Track five, the last Moondog movement, begins differently from the other tracks, with a series of repeated pitches over a backdrop that sounds like the composer used reversal and comb filtering techniques. Long sustained tones trail off as they dovetail with other layers. This movement features a highly static texture interrupted by occasional flurries of activity, and what I might describe as slowed down music box sounds. This movement also points to one of the weaknesses of this album – the frequent use of flat, non-dynamic materials that remain static for long periods of time. In a way, Diptych can be heard as a theme and variations structure in which the variations resemble each other as much as they resemble the theme itself. On the other hand, as an 80-minute soundtrack to an installation piece, the high degree of sameness would impart a strong sense of unity and consistency. But without the installation environment, the piece, as a whole, sounds as if it is referring to something it lacks.
As stated previously, tracks six, seven, and eight contain the three movements of Sundog, part two of Diptych. Track six clocks in at around eight minutes, thus, providing a timespan directly between the primary movements of Diptych and the shorter interludes. Like the other tracks, Sundog is chock-full of slowly undulating, sonic peaks and valleys. If I were to supply a visual accompaniment, it would contain hand bells, giant rubber bands, and planetary travel. Toward the end of movement seven we hear an accumulation of layers, sonically blurred with a Doppler effect technique that provides a sense of climactic urgency.

Track eight, the final movement, presents the same sounds and processing techniques as before but with more animation, and within thicker textures. The sounds seem to coalesce via anthropomorphic sonic ‘descriptions’. It is not difficult to imagine aquatic creatures, birds, or land mammals propagating in a virtual space. Hearing the first movement of Moondog after the last movement of Sundog certain things become clear, including the transition from a full, thick texture to a sparse, thin one. Diptych can be heard as a journey that loops back to its beginning after an epic, 80-minute time span. But the beginning seems different than when first encountered – a testament to the potent, sonic landmarks heard along the way.

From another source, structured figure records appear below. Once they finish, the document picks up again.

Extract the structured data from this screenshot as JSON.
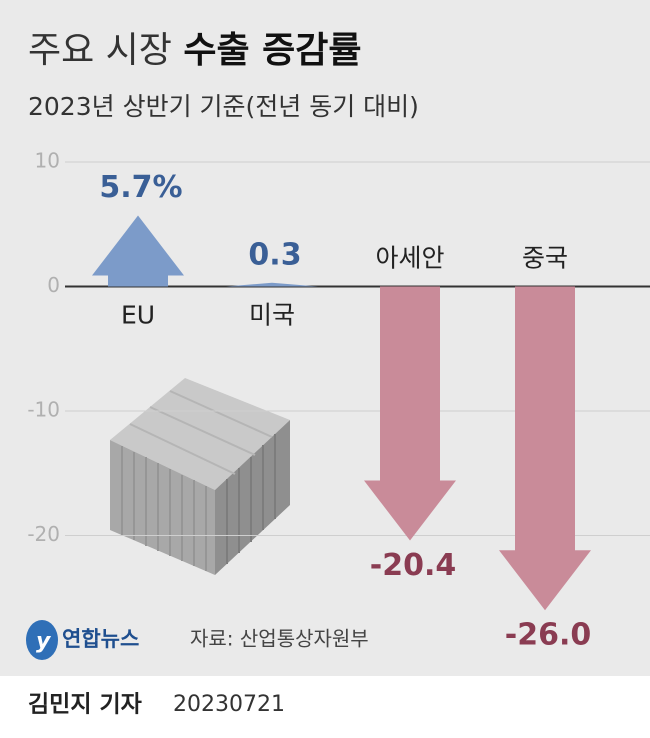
{
  "chart_data": {
    "type": "arrow",
    "title": {
      "regular": "주요 시장",
      "bold": "수출 증감률"
    },
    "subtitle": "2023년 상반기 기준(전년 동기 대비)",
    "categories": [
      "EU",
      "미국",
      "아세안",
      "중국"
    ],
    "values": [
      5.7,
      0.3,
      -20.4,
      -26.0
    ],
    "value_labels": [
      "5.7%",
      "0.3",
      "-20.4",
      "-26.0"
    ],
    "positive_color": "#7c9bc9",
    "negative_color": "#c98b99",
    "ylim": [
      -30,
      10
    ],
    "yticks": [
      10,
      0,
      -10,
      -20
    ],
    "grid": true
  },
  "logo": "연합뉴스",
  "source": "자료: 산업통상자원부",
  "byline": {
    "author": "김민지 기자",
    "date": "20230721"
  }
}
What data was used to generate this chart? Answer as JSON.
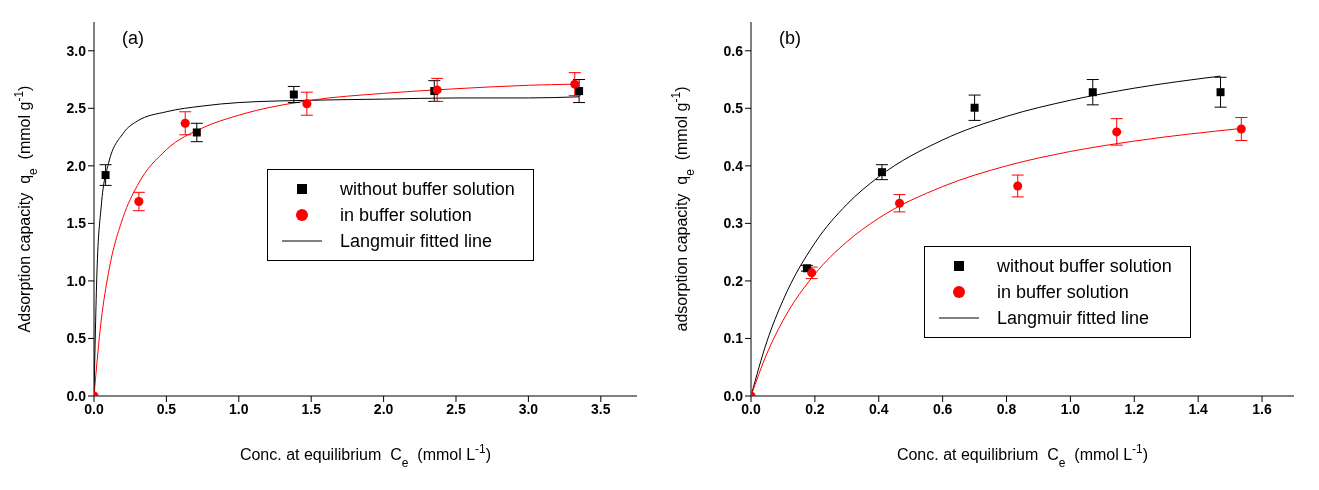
{
  "chart_data": [
    {
      "type": "scatter",
      "title": "(a)",
      "xlabel": "Conc. at equilibrium  C$_{e}$  (mmol L$^{-1}$)",
      "ylabel": "Adsorption capacity  q$_{e}$  (mmol g$^{-1}$)",
      "xlim": [
        0,
        3.75
      ],
      "ylim": [
        0,
        3.25
      ],
      "xticks": [
        {
          "value": 0,
          "label": "0.0"
        },
        0.5,
        {
          "value": 1,
          "label": "1.0"
        },
        1.5,
        {
          "value": 2,
          "label": "2.0"
        },
        2.5,
        {
          "value": 3,
          "label": "3.0"
        },
        3.5
      ],
      "yticks": [
        {
          "value": 0,
          "label": "0.0"
        },
        0.5,
        {
          "value": 1,
          "label": "1.0"
        },
        1.5,
        {
          "value": 2,
          "label": "2.0"
        },
        2.5,
        {
          "value": 3,
          "label": "3.0"
        }
      ],
      "legend": "right",
      "series": [
        {
          "name": "without buffer solution",
          "color": "#000000",
          "marker": "square",
          "x": [
            0.08,
            0.71,
            1.38,
            2.35,
            3.35
          ],
          "values": [
            1.92,
            2.29,
            2.62,
            2.65,
            2.65
          ],
          "errors": [
            0.09,
            0.08,
            0.07,
            0.09,
            0.1
          ]
        },
        {
          "name": "in buffer solution",
          "color": "#ff0000",
          "marker": "circle",
          "x": [
            0,
            0.31,
            0.63,
            1.47,
            2.37,
            3.32
          ],
          "values": [
            0,
            1.69,
            2.37,
            2.54,
            2.66,
            2.71
          ],
          "errors": [
            null,
            0.08,
            0.1,
            0.1,
            0.1,
            0.1
          ]
        },
        {
          "name": "Langmuir fitted line",
          "type": "line",
          "color": "#000000",
          "marker": "none",
          "x": [
            0,
            0.02,
            0.05,
            0.1,
            0.2,
            0.3,
            0.5,
            0.75,
            1,
            1.5,
            2,
            2.5,
            3,
            3.35
          ],
          "values": [
            0,
            1.06,
            1.65,
            2.02,
            2.28,
            2.39,
            2.47,
            2.52,
            2.55,
            2.57,
            2.58,
            2.59,
            2.59,
            2.6
          ]
        },
        {
          "type": "line",
          "color": "#ff0000",
          "marker": "none",
          "x": [
            0,
            0.05,
            0.1,
            0.2,
            0.3,
            0.5,
            0.75,
            1,
            1.5,
            2,
            2.5,
            3,
            3.32
          ],
          "values": [
            0,
            0.66,
            1.07,
            1.55,
            1.83,
            2.14,
            2.33,
            2.44,
            2.57,
            2.63,
            2.67,
            2.7,
            2.71
          ]
        }
      ]
    },
    {
      "type": "scatter",
      "title": "(b)",
      "xlabel": "Conc. at equilibrium  C$_{e}$  (mmol L$^{-1}$)",
      "ylabel": "adsorption capacity  q$_{e}$  (mmol g$^{-1}$)",
      "xlim": [
        0,
        1.7
      ],
      "ylim": [
        0,
        0.65
      ],
      "xticks": [
        {
          "value": 0,
          "label": "0.0"
        },
        0.2,
        0.4,
        0.6,
        0.8,
        {
          "value": 1,
          "label": "1.0"
        },
        1.2,
        1.4,
        1.6
      ],
      "yticks": [
        {
          "value": 0,
          "label": "0.0"
        },
        0.1,
        0.2,
        0.3,
        0.4,
        0.5,
        0.6
      ],
      "legend": "bottom right",
      "series": [
        {
          "name": "without buffer solution",
          "color": "#000000",
          "marker": "square",
          "x": [
            0.175,
            0.41,
            0.7,
            1.07,
            1.47
          ],
          "values": [
            0.222,
            0.389,
            0.501,
            0.528,
            0.528
          ],
          "errors": [
            0.005,
            0.013,
            0.022,
            0.022,
            0.026
          ]
        },
        {
          "name": "in buffer solution",
          "color": "#ff0000",
          "marker": "circle",
          "x": [
            0,
            0.19,
            0.465,
            0.835,
            1.145,
            1.535
          ],
          "values": [
            0,
            0.214,
            0.335,
            0.365,
            0.459,
            0.464
          ],
          "errors": [
            null,
            0.01,
            0.015,
            0.019,
            0.023,
            0.02
          ]
        },
        {
          "name": "Langmuir fitted line",
          "type": "line",
          "color": "#000000",
          "marker": "none",
          "x": [
            0,
            0.05,
            0.1,
            0.2,
            0.3,
            0.4,
            0.6,
            0.8,
            1,
            1.2,
            1.47
          ],
          "values": [
            0,
            0.095,
            0.166,
            0.266,
            0.333,
            0.381,
            0.445,
            0.486,
            0.514,
            0.535,
            0.556
          ]
        },
        {
          "type": "line",
          "color": "#ff0000",
          "marker": "none",
          "x": [
            0,
            0.05,
            0.1,
            0.2,
            0.3,
            0.4,
            0.6,
            0.8,
            1,
            1.2,
            1.535
          ],
          "values": [
            0,
            0.074,
            0.131,
            0.212,
            0.268,
            0.309,
            0.364,
            0.4,
            0.425,
            0.443,
            0.465
          ]
        }
      ]
    }
  ]
}
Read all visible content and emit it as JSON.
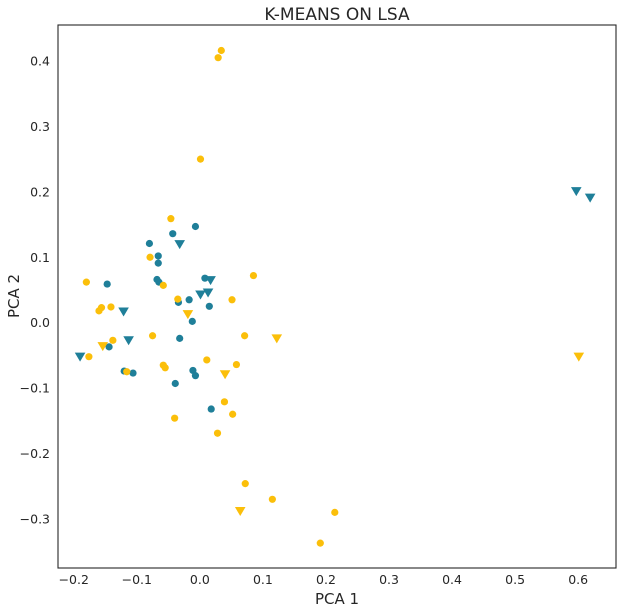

Fixed media pieces work well on recordings but still beg the question as to whether they can create convincing live contexts. Väkevä provides an answer to this question by employing his fixed media pieces in sound installations. Tellingly, Sundog and Moondog refers to metaphors such as lightness and darkness, yet the work is in no way programmatic. Overall, Diptych is characterized by pristine sounds, sonic invention, a sense of spaciousness, and an alien soundscape, suggesting extraterrestrial visuals and space travel. Diptych also requires an unusual degree of patience on the part of the listener. In a world ruled by trivial sound bites this is not necessarily a bad thing.